The Centers for Medicare & Medicaid Services (CMS) issued a fact sheet with additional guidance for healthcare providers and patients about the telehealth benefits in the agency’s Medicare program. The fact sheet is part of a broader effort by CMS and the White House Task Force to ensure that all Americans – particularly those at high-risk of complications from the COVID-19 virus – are aware of easy-to-use, accessible benefits that can help keep them healthy while helping to contain the community spread of this disease.

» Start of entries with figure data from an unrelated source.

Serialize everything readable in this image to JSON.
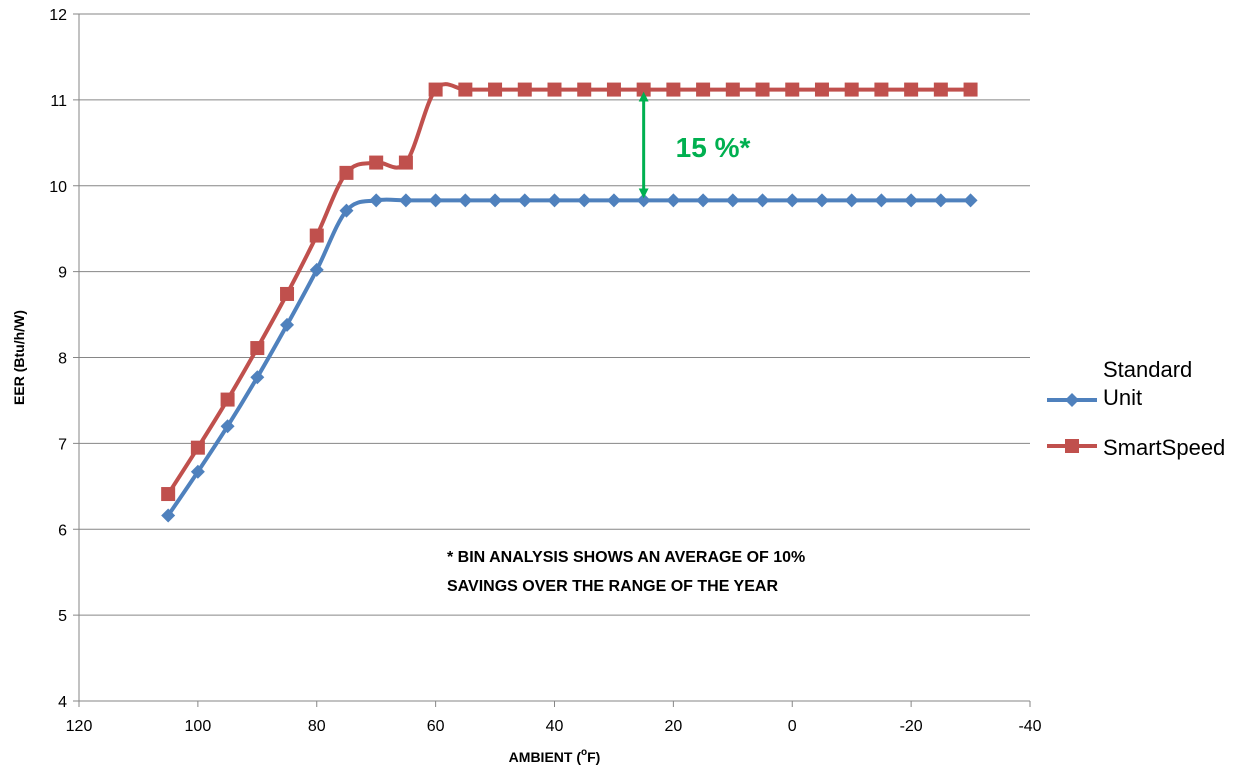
{
  "chart_data": {
    "type": "line",
    "xlabel": "AMBIENT (",
    "xlabel_sup": "o",
    "xlabel_unit": "F)",
    "ylabel": "EER (Btu/h/W)",
    "xlim": [
      120,
      -40
    ],
    "ylim": [
      4,
      12
    ],
    "x_ticks": [
      120,
      100,
      80,
      60,
      40,
      20,
      0,
      -20,
      -40
    ],
    "x_tick_labels": [
      "120",
      "100",
      "80",
      "60",
      "40",
      "20",
      "0",
      "-20",
      "-40"
    ],
    "y_ticks": [
      4,
      5,
      6,
      7,
      8,
      9,
      10,
      11,
      12
    ],
    "y_tick_labels": [
      "4",
      "5",
      "6",
      "7",
      "8",
      "9",
      "10",
      "11",
      "12"
    ],
    "grid": "horizontal",
    "legend_position": "right",
    "x": [
      105,
      100,
      95,
      90,
      85,
      80,
      75,
      70,
      65,
      60,
      55,
      50,
      45,
      40,
      35,
      30,
      25,
      20,
      15,
      10,
      5,
      0,
      -5,
      -10,
      -15,
      -20,
      -25,
      -30
    ],
    "series": [
      {
        "name": "Standard Unit",
        "legend_lines": [
          "Standard",
          "Unit"
        ],
        "color": "#4F81BD",
        "marker": "diamond",
        "values": [
          6.16,
          6.67,
          7.2,
          7.77,
          8.38,
          9.02,
          9.71,
          9.83,
          9.83,
          9.83,
          9.83,
          9.83,
          9.83,
          9.83,
          9.83,
          9.83,
          9.83,
          9.83,
          9.83,
          9.83,
          9.83,
          9.83,
          9.83,
          9.83,
          9.83,
          9.83,
          9.83,
          9.83
        ]
      },
      {
        "name": "SmartSpeed",
        "legend_lines": [
          "SmartSpeed"
        ],
        "color": "#C0504D",
        "marker": "square",
        "values": [
          6.41,
          6.95,
          7.51,
          8.11,
          8.74,
          9.42,
          10.15,
          10.27,
          10.27,
          11.12,
          11.12,
          11.12,
          11.12,
          11.12,
          11.12,
          11.12,
          11.12,
          11.12,
          11.12,
          11.12,
          11.12,
          11.12,
          11.12,
          11.12,
          11.12,
          11.12,
          11.12,
          11.12
        ]
      }
    ],
    "annotations": {
      "callout_text": "15 %*",
      "callout_color": "#00B050",
      "arrow_x": 25,
      "arrow_from": 11.12,
      "arrow_to": 9.83,
      "note_line1": "* BIN ANALYSIS SHOWS AN AVERAGE OF 10%",
      "note_line2": "SAVINGS OVER THE RANGE OF THE YEAR"
    }
  }
}
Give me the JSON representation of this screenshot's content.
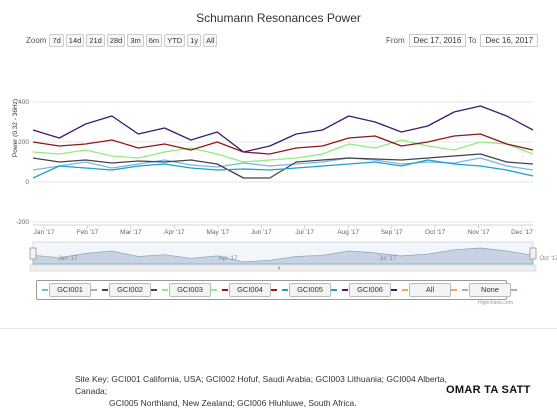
{
  "title": "Schumann Resonances Power",
  "zoom": {
    "label": "Zoom",
    "buttons": [
      "7d",
      "14d",
      "21d",
      "28d",
      "3m",
      "6m",
      "YTD",
      "1y",
      "All"
    ]
  },
  "range": {
    "from_label": "From",
    "from_value": "Dec 17, 2016",
    "to_label": "To",
    "to_value": "Dec 16, 2017"
  },
  "legend_buttons": {
    "all": "All",
    "none": "None"
  },
  "credit": "Highcharts.com",
  "site_key": {
    "label": "Site Key:",
    "line1": "GCI001 California, USA; GCI002 Hofuf, Saudi Arabia; GCI003 Lithuania; GCI004 Alberta, Canada;",
    "line2": "GCI005 Northland, New Zealand; GCI006 Hluhluwe, South Africa."
  },
  "watermark": "OMAR TA SATT",
  "colors": {
    "axis_text": "#666666",
    "grid": "#e6e6e6",
    "navigator_fill": "#c5d3e2"
  },
  "chart_data": {
    "type": "line",
    "title": "Schumann Resonances Power",
    "ylabel": "Power (0.32 - 36Hz)",
    "ylim": [
      -200,
      600
    ],
    "y_ticks": [
      "400",
      "200",
      "0",
      "-200"
    ],
    "x_ticks": [
      "Jan '17",
      "Feb '17",
      "Mar '17",
      "Apr '17",
      "May '17",
      "Jun '17",
      "Jul '17",
      "Aug '17",
      "Sep '17",
      "Oct '17",
      "Nov '17",
      "Dec '17"
    ],
    "navigator_ticks": [
      "Jan '17",
      "Apr '17",
      "Jul '17",
      "Oct '17"
    ],
    "x": [
      "Dec 18",
      "Jan 6",
      "Jan 25",
      "Feb 13",
      "Mar 4",
      "Mar 23",
      "Apr 11",
      "Apr 30",
      "May 19",
      "Jun 7",
      "Jun 26",
      "Jul 15",
      "Aug 3",
      "Aug 22",
      "Sep 10",
      "Sep 29",
      "Oct 18",
      "Nov 6",
      "Nov 25",
      "Dec 14"
    ],
    "series": [
      {
        "name": "GCI001",
        "color": "#7cb5ec",
        "values": [
          60,
          80,
          100,
          70,
          90,
          110,
          85,
          75,
          95,
          80,
          90,
          100,
          120,
          110,
          90,
          100,
          95,
          120,
          80,
          60
        ]
      },
      {
        "name": "GCI002",
        "color": "#434348",
        "values": [
          120,
          100,
          110,
          95,
          105,
          100,
          110,
          90,
          20,
          20,
          100,
          110,
          120,
          115,
          110,
          120,
          130,
          140,
          100,
          90
        ]
      },
      {
        "name": "GCI003",
        "color": "#90ed7d",
        "values": [
          150,
          140,
          160,
          130,
          120,
          150,
          170,
          140,
          100,
          110,
          120,
          140,
          190,
          170,
          210,
          180,
          160,
          200,
          190,
          140
        ]
      },
      {
        "name": "GCI004",
        "color": "#8b1a1a",
        "values": [
          200,
          180,
          190,
          210,
          170,
          190,
          160,
          200,
          150,
          140,
          170,
          180,
          220,
          230,
          180,
          200,
          230,
          240,
          190,
          160
        ]
      },
      {
        "name": "GCI005",
        "color": "#1aa3c6",
        "values": [
          20,
          80,
          70,
          60,
          80,
          90,
          70,
          60,
          65,
          60,
          70,
          80,
          90,
          100,
          80,
          110,
          90,
          80,
          60,
          30
        ]
      },
      {
        "name": "GCI006",
        "color": "#3d1a6e",
        "values": [
          260,
          220,
          290,
          330,
          240,
          270,
          210,
          250,
          150,
          180,
          240,
          260,
          330,
          300,
          250,
          280,
          350,
          380,
          330,
          260
        ]
      }
    ]
  }
}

“As we continue to learn about the COVID-19 virus, it’s important for all Americans, and particularly vulnerable populations who are at heightened risk, to be able to access their providers when they feel sick or have questions” said CMS Administrator Seema Verma. “Over the last three years, President Trump’s leadership and historic efforts have made it possible for doctors to bill for their time on the phone or video chat with patients to help triage medical issues. Today, a patient who is not feeling well can call their doctor to decide whether or not they need to go in for a visit, offering solutions and peace of mind immediately.”
CMS’ historic effort made virtual check-ins and other services that use telecommunications possible with new policies implemented in 2019 and 2020. These services are available right now to patients and their physicians, providing a great deal of flexibility and an easy way for patients who are concerned about illness to remain in their home avoiding exposure to others.
With the COVID-19 virus, there is an urgency to expand the use of virtual care to keep the beneficiaries with mild symptoms in their homes while increasing access to their provider’s office.
For the beneficiary, these benefits can be very helpful. For example, a Medicare beneficiary who is looking for advice about symptoms they are experiencing, can call their doctor and receive medical advice about whether he or she needs to see their doctor in person for a physical exam.
If they start to feel more ill, a virtual check-in allows a healthcare provider to offer recommendations about next steps and even take precautions for someone they are concerned may have the COVID-19 virus or flu before they step in the office or hospital putting others at risk. These check-ins are billable services and the Medicare coinsurance and deductible would apply to these services.
Medicare Advantage plans may also provide enrollees access to Medicare Part B services via telehealth in any geographic area and from a variety of places, including beneficiaries’ homes, as part of their benefit packages for a plan year.
Therefore, enrollees in Medicare Advantage plans that include coverage of such services may be available to receive clinically appropriate services for treatment of COVID-19 via telehealth from many sites, including their home.